Lahiri Mahasaya (1828 – 1898) was one of India’s foremost Spiritual Masters. His original family name was Shyama Lahiri. Mahasaya is an honorary Sanskrit prefix meaning “magnanimous one”.
Up until the age of 33, Lahiri Mahasaya lived an ordinary worldly life. However, circumstances took his job to the foothills of the Himalayas. It was here that he had a remarkable meeting with the avatar Babaji. Babaji was able to rekindle Lahiri Mahasaya’s spiritual realisations. Realisations he had attained in previous lifetimes. After experiencing the bliss of Samadhi in the Himalayan Mountains. His Guru, Babaji, directed Lahiri Mahasaya to return to his worldly life and teach the ancient art of Kriya Yoga.
“You have been chosen to bring spiritual solace
through Kriya Yoga to numerous earnest seekers.”
During his lifetime he initiated many seekers from different faiths into the ancient Indian art of Kriya Yoga. In particular, he was willing to break down the rigid caste barriers that were present at the time. Lahiri Mahasaya saw God everywhere and was unencumbered by social status.
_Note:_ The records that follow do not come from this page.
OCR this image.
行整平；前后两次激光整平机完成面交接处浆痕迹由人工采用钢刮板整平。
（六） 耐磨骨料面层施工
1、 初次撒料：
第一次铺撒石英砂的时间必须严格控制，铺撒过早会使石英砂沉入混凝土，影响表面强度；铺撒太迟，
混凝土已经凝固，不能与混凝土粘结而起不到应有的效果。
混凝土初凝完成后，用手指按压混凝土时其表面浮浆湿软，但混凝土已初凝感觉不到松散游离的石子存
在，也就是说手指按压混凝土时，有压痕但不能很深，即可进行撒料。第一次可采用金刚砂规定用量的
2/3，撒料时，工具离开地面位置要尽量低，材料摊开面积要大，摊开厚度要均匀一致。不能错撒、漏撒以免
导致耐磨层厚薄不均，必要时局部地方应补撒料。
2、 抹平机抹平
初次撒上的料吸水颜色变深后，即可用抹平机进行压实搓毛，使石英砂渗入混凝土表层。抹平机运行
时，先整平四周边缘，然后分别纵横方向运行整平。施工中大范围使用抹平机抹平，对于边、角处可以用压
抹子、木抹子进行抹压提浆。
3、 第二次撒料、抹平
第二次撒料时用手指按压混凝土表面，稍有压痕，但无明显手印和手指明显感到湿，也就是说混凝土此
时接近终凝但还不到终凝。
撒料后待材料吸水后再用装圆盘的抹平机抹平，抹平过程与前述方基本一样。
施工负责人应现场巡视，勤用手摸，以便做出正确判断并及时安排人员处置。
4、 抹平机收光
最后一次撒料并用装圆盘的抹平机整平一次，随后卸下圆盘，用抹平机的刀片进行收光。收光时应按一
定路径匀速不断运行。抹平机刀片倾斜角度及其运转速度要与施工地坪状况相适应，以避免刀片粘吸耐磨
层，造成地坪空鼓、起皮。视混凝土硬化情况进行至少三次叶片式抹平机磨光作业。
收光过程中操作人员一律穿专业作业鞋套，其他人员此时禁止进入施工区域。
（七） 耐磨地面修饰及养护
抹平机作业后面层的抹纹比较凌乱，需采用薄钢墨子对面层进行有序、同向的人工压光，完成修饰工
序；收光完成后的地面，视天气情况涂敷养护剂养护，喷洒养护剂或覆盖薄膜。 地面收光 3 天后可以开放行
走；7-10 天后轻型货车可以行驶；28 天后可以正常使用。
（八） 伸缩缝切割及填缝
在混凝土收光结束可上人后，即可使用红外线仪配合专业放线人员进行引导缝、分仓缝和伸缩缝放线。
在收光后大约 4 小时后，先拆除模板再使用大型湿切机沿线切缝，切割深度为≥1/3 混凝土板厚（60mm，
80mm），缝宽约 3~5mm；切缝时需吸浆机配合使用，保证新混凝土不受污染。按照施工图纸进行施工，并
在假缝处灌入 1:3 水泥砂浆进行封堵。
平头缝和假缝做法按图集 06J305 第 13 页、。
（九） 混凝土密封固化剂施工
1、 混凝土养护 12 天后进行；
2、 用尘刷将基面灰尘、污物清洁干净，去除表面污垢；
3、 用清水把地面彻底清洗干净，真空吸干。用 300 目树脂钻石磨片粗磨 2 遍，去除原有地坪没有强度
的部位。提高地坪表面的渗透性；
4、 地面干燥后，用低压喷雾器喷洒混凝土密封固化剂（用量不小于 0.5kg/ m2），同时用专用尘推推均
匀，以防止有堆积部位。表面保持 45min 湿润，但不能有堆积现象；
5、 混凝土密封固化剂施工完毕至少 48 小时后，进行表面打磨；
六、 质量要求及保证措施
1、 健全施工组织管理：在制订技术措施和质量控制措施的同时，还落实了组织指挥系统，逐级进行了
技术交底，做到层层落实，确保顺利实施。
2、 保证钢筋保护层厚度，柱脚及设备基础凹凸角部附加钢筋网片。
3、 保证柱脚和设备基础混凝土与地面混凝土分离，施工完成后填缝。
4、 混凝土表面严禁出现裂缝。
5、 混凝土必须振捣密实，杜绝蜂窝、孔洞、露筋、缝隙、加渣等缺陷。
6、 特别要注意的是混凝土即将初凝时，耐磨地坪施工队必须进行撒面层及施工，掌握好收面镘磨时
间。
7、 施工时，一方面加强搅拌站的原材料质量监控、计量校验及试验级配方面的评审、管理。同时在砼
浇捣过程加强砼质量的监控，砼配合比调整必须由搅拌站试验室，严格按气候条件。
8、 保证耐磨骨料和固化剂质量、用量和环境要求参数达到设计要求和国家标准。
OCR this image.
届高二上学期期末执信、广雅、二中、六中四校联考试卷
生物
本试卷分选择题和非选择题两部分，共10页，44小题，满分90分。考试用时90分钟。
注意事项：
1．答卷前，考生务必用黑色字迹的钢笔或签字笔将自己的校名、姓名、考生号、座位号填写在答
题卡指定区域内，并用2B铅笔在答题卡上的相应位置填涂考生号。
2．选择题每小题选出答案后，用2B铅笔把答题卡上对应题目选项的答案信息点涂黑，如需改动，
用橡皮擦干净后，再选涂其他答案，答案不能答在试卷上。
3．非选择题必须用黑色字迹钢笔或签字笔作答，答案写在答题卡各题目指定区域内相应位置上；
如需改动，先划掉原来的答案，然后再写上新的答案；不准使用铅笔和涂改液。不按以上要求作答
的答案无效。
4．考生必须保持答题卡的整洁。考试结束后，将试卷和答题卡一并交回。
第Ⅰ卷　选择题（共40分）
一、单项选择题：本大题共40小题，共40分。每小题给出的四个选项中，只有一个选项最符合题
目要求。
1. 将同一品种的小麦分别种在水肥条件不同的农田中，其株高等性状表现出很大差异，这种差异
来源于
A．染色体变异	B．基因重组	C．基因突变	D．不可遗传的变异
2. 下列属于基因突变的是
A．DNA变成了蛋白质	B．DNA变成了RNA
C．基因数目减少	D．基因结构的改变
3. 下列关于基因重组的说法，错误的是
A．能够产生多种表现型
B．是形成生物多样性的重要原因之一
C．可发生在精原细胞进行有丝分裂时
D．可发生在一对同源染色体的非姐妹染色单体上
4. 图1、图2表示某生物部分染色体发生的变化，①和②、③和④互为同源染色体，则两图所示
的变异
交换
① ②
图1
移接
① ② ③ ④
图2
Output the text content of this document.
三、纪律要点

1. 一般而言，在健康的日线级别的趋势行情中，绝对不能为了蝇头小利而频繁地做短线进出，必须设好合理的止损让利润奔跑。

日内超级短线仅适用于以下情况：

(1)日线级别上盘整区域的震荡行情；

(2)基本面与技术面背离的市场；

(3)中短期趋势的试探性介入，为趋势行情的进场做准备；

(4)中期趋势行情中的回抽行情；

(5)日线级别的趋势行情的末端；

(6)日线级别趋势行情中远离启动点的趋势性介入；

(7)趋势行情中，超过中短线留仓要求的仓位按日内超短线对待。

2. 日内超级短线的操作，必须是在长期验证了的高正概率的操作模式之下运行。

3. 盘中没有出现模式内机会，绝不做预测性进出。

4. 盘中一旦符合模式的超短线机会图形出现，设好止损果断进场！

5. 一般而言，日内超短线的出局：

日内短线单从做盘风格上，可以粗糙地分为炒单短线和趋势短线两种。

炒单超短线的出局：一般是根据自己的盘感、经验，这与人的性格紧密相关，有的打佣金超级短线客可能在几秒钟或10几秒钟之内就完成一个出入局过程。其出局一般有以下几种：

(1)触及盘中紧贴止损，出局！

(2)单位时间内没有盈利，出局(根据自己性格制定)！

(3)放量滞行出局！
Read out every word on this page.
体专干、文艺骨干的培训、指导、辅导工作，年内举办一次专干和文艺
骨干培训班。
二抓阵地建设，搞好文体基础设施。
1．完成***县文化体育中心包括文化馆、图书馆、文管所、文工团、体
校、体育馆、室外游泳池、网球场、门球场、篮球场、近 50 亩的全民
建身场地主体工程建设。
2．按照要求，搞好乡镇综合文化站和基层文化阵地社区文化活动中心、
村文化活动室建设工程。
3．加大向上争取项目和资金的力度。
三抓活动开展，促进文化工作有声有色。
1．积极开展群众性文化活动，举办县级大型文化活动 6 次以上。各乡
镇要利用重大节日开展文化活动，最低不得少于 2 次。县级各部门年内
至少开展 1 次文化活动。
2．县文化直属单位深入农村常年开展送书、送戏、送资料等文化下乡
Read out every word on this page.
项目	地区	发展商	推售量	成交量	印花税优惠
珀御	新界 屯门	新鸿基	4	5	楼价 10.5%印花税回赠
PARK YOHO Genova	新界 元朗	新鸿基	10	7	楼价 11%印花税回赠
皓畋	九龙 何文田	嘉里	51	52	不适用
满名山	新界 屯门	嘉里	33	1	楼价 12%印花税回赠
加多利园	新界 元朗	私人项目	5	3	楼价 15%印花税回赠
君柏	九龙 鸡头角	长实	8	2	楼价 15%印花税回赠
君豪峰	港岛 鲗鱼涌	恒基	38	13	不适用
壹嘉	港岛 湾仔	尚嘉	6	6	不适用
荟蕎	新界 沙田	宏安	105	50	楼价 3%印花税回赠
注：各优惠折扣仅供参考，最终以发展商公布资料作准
“Meditate unceasingly, that you quickly behold yourself as the Infinite Essence, free from every form of misery. Cease being a prisoner of the body; using the secret key of Kriya, learn to escape into Spirit.”
– Lahiri Mahasaya (from Autobiography of a Yogi)
Towards the end of his life, his aura of spirituality and peace attracted many sincere seekers who would come to meditate in his presence. However, Lahiri Mahasaya only became well known through Paramahansa Yogananda’s “Autobiography of a Yogi”.
“surely the Yogavatar reached the zenith of all wonders in reducing the ancient complexities of yoga to an effective simplicity within the ordinary grasp.”
Yogananda was a disciple of Sri Yukteswar, and Sri Yukteswar was himself a direct disciple of Lahiri Mahasaya. Thus the Kriya Yoga tradition that has spread around the world, including the West can be traced back to Lahiri Mahasaya and the great Avatar Babaji.
Lahiri Mahasaya entered mahasamadhi in Banaras, September 26, 1895.